大音量の音楽が耳に与えるダメージとは?

大音量の音楽を長時間聴くと、耳にさまざまなダメージが蓄積します。以下では、具体的な影響とそのメカニズムを解説します。

1. 毛細血管(毛細胞)の過剰振動

内耳には音波を電気信号に変換する微小な毛細血管が存在します。大音量にさらされると、これらの毛細血管が過度に振動し、構造や機能が損なわれます。

2. 音響外傷

極めて大きな音は耳内部の圧力を急激に変化させ、音響外傷を引き起こすことがあります。これにより、毛細血管や支持組織が瞬時に損傷します。

3. 難聴

長期間にわたる大音量の曝露は、毛細血管が修復不可能なほど損傷し、永久的な難聴につながります。初期は自覚症状が薄いことが多く、時間とともに徐々に聞こえが悪くなります。

4. 耳鳴り(ティンナイタス)

大音量の音楽は、耳鳴りと呼ばれる持続的な鳴りや嗡嗡音を引き起こすことがあります。症状は一時的な場合もありますが、永続化すると生活の質が著しく低下します。

5. 音過敏症(ハイパーカシス)

音に対する感受性が過剰に高まり、普通の音でも不快感や痛みを感じるようになる状態です。音過敏症は日常生活に支障を来すことがあります。

6. 耳の痛み・不快感

長時間大音量を聴くと、耳に圧迫感や痛みが生じます。これは内耳構造へのダメージが進行しているサインです。

7. 平衡感覚の乱れ

内耳は聴覚だけでなく平衡感覚も司ります。
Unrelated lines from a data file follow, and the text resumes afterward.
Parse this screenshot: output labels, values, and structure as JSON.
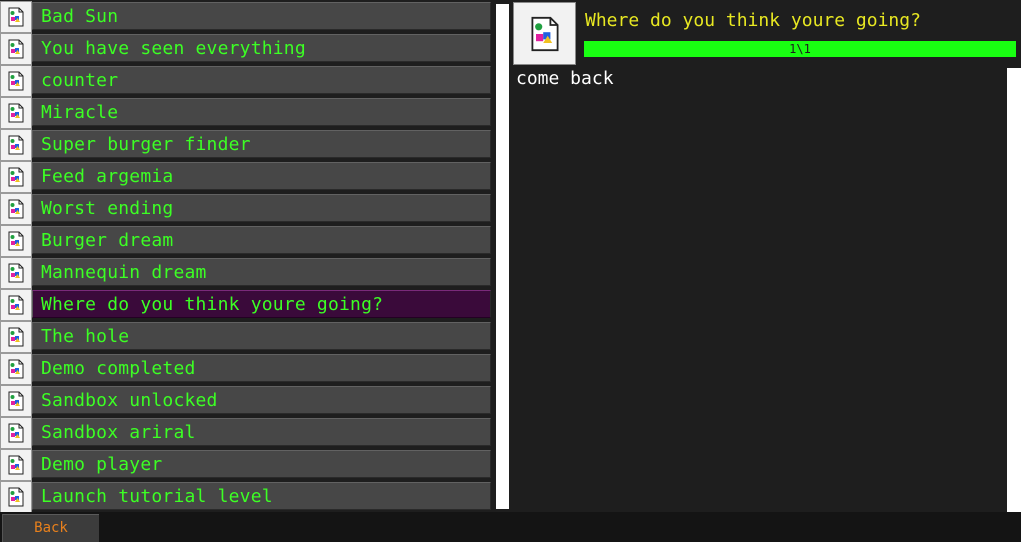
{
  "achievements": {
    "items": [
      {
        "label": "Bad Sun",
        "selected": false
      },
      {
        "label": "You have seen everything",
        "selected": false
      },
      {
        "label": "counter",
        "selected": false
      },
      {
        "label": "Miracle",
        "selected": false
      },
      {
        "label": "Super burger finder",
        "selected": false
      },
      {
        "label": "Feed argemia",
        "selected": false
      },
      {
        "label": "Worst ending",
        "selected": false
      },
      {
        "label": "Burger dream",
        "selected": false
      },
      {
        "label": "Mannequin dream",
        "selected": false
      },
      {
        "label": "Where do you think youre going?",
        "selected": true
      },
      {
        "label": "The hole",
        "selected": false
      },
      {
        "label": "Demo completed",
        "selected": false
      },
      {
        "label": "Sandbox unlocked",
        "selected": false
      },
      {
        "label": "Sandbox ariral",
        "selected": false
      },
      {
        "label": "Demo player",
        "selected": false
      },
      {
        "label": "Launch tutorial level",
        "selected": false
      }
    ],
    "icon": "missing-image-icon"
  },
  "detail": {
    "title": "Where do you think youre going?",
    "progress_text": "1\\1",
    "progress_fraction": 1.0,
    "description": "come back",
    "icon": "missing-image-icon"
  },
  "footer": {
    "back_label": "Back"
  },
  "colors": {
    "item_text": "#3cff24",
    "title_text": "#e8e822",
    "progress_fill": "#19ff12",
    "selected_bg": "#3a0a3a",
    "back_text": "#e8801c"
  }
}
大音量が平衡機能に影響を与えると、めまいやふらつきを引き起こすことがあります。

これらのダメージは蓄積的に進行します。すぐに症状が出なくても、繰り返し大音量に曝露することで不可逆的な障害が起こります。外出時はイヤープラグやノイズキャンセリング機能付きのヘッドホンを活用し、過度な音量は避けるよう心掛けましょう。